La mystérieuse baleine à dents de ginkgo enfin observée vivante, une première mondiale !
Auteur: Mathieu Gagnon
Une rencontre inespérée avec une créature fantôme

Imaginez un animal si discret qu’on ne le connaît que par les quelques individus qui se sont malheureusement échoués sur une plage. C’était le cas de la baleine à bec de ginkgo. Pendant 66 longues années, depuis sa découverte en 1958 près de Tokyo, personne, absolument personne, n’avait pu l’observer vivante et en pleine santé dans son milieu naturel. Une véritable créature fantôme des océans.
Mais voilà que tout a changé. Récemment, des scientifiques ont non seulement réussi à la voir, mais ils ont aussi résolu une vieille énigme sonore qui les taraudait depuis des années. Une double victoire, en quelque sorte.
L’énigme du son ‘BW43’ qui hantait le Pacifique

Dans les profondeurs du Pacifique Nord, les micros sous-marins captaient un son mystérieux, un appel baptisé ‘BW43’. Vous savez, chaque espèce de baleine à bec a sa propre ‘voix’, un peu comme une empreinte digitale sonore. Mais personne ne savait à qui appartenait celle-ci. Un vrai casse-tête.
Certains chercheurs pensaient que c’était peut-être le chant d’une autre espèce tout aussi rare, la baleine à bec de Perrin, elle aussi jamais vue vivante. Alors, depuis 2018, des expéditions ont été lancées pour trouver la source de ce son. Année après année, rien. Le silence radio, ou plutôt, l’océan restait muet quant à ses habitants.
La cinquième expédition fut enfin la bonne

La persévérance, c’est bien ce qui caractérise les scientifiques. En juin 2024, ils sont repartis pour une cinquième tentative, armés jusqu’aux dents de micros ultra-sensibles (des hydrophones) et de jumelles surpuissantes. Et là, bingo ! Ils ont eu six observations de baleines à bec.
Le problème, c’est que ces animaux se ressemblent beaucoup. À l’œil nu, même pour un expert, il est très facile de les confondre. Il fallait donc une preuve irréfutable, quelque chose de plus qu’une simple photo.
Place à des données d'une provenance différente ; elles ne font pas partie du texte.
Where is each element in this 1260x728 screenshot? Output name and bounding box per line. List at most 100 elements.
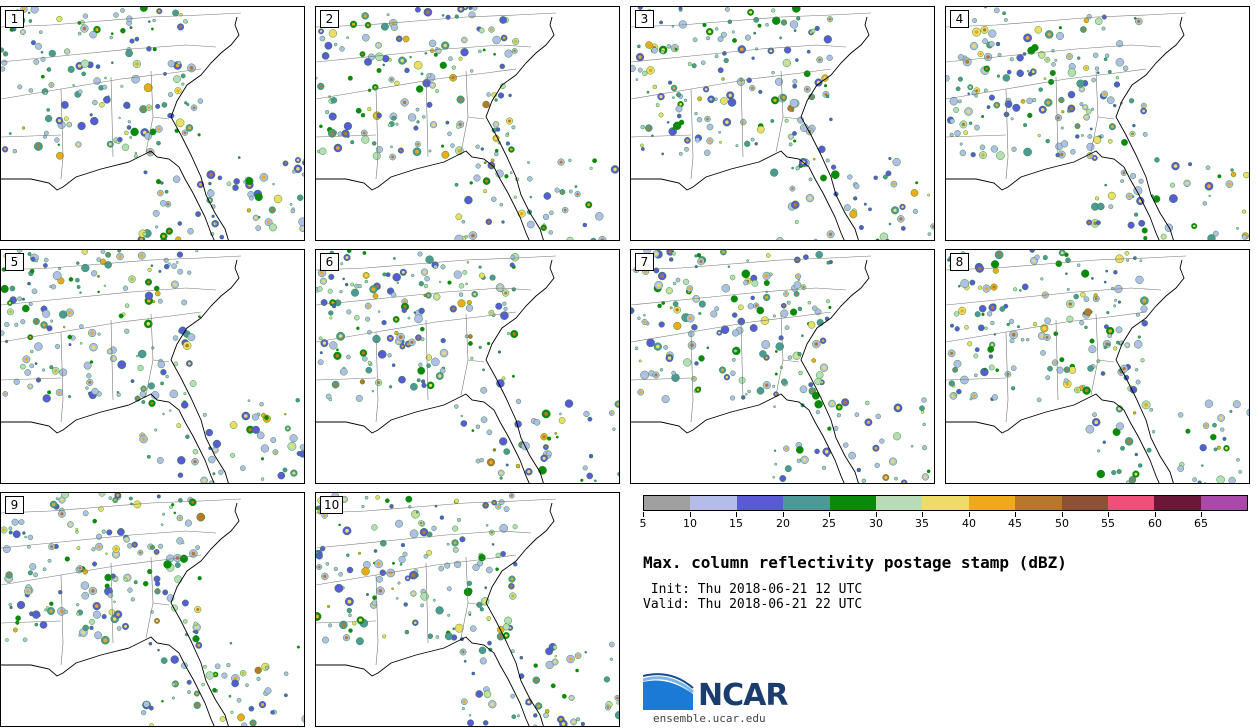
echo-cell <box>984 326 988 330</box>
echo-cell <box>264 665 269 670</box>
echo-cell <box>499 523 508 533</box>
reflectivity-echoes <box>1 250 304 483</box>
echo-core <box>412 592 415 595</box>
echo-cell <box>658 321 665 328</box>
echo-cell <box>409 529 419 539</box>
echo-cell <box>949 118 955 124</box>
echo-cell <box>377 350 387 359</box>
echo-cell <box>486 92 491 97</box>
echo-cell <box>208 181 212 186</box>
echo-cell <box>77 31 82 36</box>
echo-core <box>1087 221 1091 224</box>
echo-cell <box>160 381 165 386</box>
echo-cell <box>101 614 107 620</box>
echo-cell <box>181 541 185 545</box>
echo-cell <box>640 147 645 151</box>
echo-cell <box>371 389 375 393</box>
echo-cell <box>821 465 827 470</box>
echo-cell <box>580 721 585 726</box>
echo-cell <box>1002 74 1010 82</box>
echo-cell <box>176 423 182 429</box>
echo-cell <box>319 545 326 552</box>
echo-cell <box>1220 427 1225 432</box>
echo-core <box>336 146 340 150</box>
echo-cell <box>469 181 473 185</box>
echo-core <box>1134 472 1138 476</box>
echo-cell <box>161 102 168 108</box>
echo-cell <box>1107 138 1113 144</box>
echo-core <box>187 126 191 130</box>
echo-cell <box>8 526 13 531</box>
echo-cell <box>1 59 8 66</box>
echo-core <box>97 545 101 549</box>
echo-core <box>316 614 319 619</box>
colorbar-tick-mark <box>969 512 970 517</box>
echo-cell <box>706 123 714 131</box>
echo-cell <box>82 510 89 517</box>
echo-cell <box>1 330 5 336</box>
echo-cell <box>722 51 727 56</box>
echo-cell <box>205 671 214 680</box>
echo-cell <box>1230 168 1234 172</box>
echo-core <box>241 671 245 675</box>
echo-core <box>1060 251 1064 255</box>
echo-cell <box>249 195 254 201</box>
echo-cell <box>753 31 757 35</box>
echo-cell <box>490 158 495 163</box>
echo-cell <box>675 277 681 283</box>
echo-cell <box>1027 112 1033 119</box>
echo-cell <box>129 136 133 139</box>
echo-cell <box>174 575 183 584</box>
echo-cell <box>1090 276 1094 280</box>
echo-cell <box>76 285 81 289</box>
echo-cell <box>758 89 763 94</box>
echo-cell <box>466 300 472 306</box>
echo-core <box>765 295 769 299</box>
echo-core <box>563 208 567 212</box>
echo-cell <box>146 46 152 52</box>
echo-cell <box>1205 165 1211 170</box>
echo-core <box>432 123 435 127</box>
echo-cell <box>879 232 889 240</box>
echo-cell <box>465 282 468 286</box>
echo-cell <box>268 223 277 232</box>
echo-cell <box>659 20 663 25</box>
echo-cell <box>969 279 976 286</box>
echo-cell <box>678 151 683 156</box>
echo-cell <box>469 69 474 73</box>
echo-cell <box>973 353 979 359</box>
echo-cell <box>165 374 169 379</box>
echo-cell <box>177 456 186 465</box>
echo-cell <box>97 332 101 336</box>
echo-cell <box>90 270 98 277</box>
colorbar-tick-label: 20 <box>776 517 790 530</box>
echo-cell <box>454 498 459 504</box>
echo-cell <box>92 561 98 567</box>
echo-cell <box>98 493 106 497</box>
echo-core <box>146 322 151 326</box>
echo-cell <box>1228 476 1236 483</box>
echo-cell <box>833 425 839 431</box>
echo-cell <box>42 309 51 318</box>
echo-cell <box>545 450 552 457</box>
chart-title: Max. column reflectivity postage stamp (… <box>643 553 1067 572</box>
echo-core <box>808 196 812 200</box>
echo-cell <box>1188 162 1193 167</box>
echo-cell <box>468 714 472 717</box>
echo-core <box>1093 156 1096 160</box>
echo-core <box>497 505 500 508</box>
echo-core <box>647 43 651 47</box>
echo-cell <box>486 429 493 436</box>
echo-core <box>463 7 467 9</box>
echo-cell <box>346 553 350 557</box>
echo-cell <box>381 22 389 31</box>
coastline <box>1 502 240 726</box>
echo-core <box>837 405 841 409</box>
echo-core <box>679 103 682 106</box>
colorbar-tick-label: 25 <box>822 517 836 530</box>
echo-core <box>323 514 326 517</box>
echo-cell <box>820 174 827 182</box>
echo-core <box>136 397 139 400</box>
state-border <box>631 287 847 306</box>
echo-cell <box>479 607 484 612</box>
L’aventure ne faisait que commencer.
Une biopsie mouvementée et un albatros affamé

Pour être sûrs, il leur fallait de l’ADN. Mais comment demander à une baleine un petit échantillon ? Eh bien, ils ont utilisé une sorte d’arbalète modifiée pour prélever un minuscule bout de peau. Une technique délicate mais efficace.
Ils réussissent leur coup… mais c’était sans compter sur un invité surprise. Un albatros, voyant ce petit morceau flotter, s’est dit que ça ferait un excellent en-cas et a foncé dessus ! L’équipe a dû l’effrayer pour récupérer son précieux échantillon. La chercheuse principale, Elizabeth Henderson, a raconté plus tard : « Avec le recul, c’est très drôle, mais sur le moment, c’était terriblement stressant. » On la comprend !
La grande révélation : toute une famille identifiée

L’analyse génétique a parlé. Et le verdict est tombé : c’était bien elle, la fameuse baleine à bec de ginkgo ! Le son BW43, c’était donc sa voix. Le mystère était enfin résolu.
En réalité, cinq des six observations concernaient ces baleines. Les chercheurs ont pu admirer toute une petite communauté : un mâle adulte couvert de cicatrices (probablement dues à des requins), un jeune mâle, une femelle avec son petit, et même des adolescents. C’était la première fois qu’on pouvait décrire la couleur des plus jeunes : une tête un peu plus pâle que le dos, des taches sombres autour des yeux et une petite tache claire juste devant. Des détails précieux pour mieux les reconnaître à l’avenir.
Et ce n’est que le début de l’histoire

Cette découverte va bien au-delà de la simple observation. Elle nous apprend que ces baleines sont finalement bien plus présentes au large de la Californie et du Mexique qu’on ne le pensait. Elles n’étaient pas juste de passage, elles habitent bien là.
Maintenant que les scientifiques connaissent leur « chant », ils peuvent les suivre à la trace, les étudier, et comprendre enfin leur mode de vie. C’est un peu comme si on venait de trouver la clé d’une porte restée fermée pendant des décennies. L’océan n’a pas encore livré tous ses secrets, et l’histoire de la baleine à bec de ginkgo ne fait que commencer.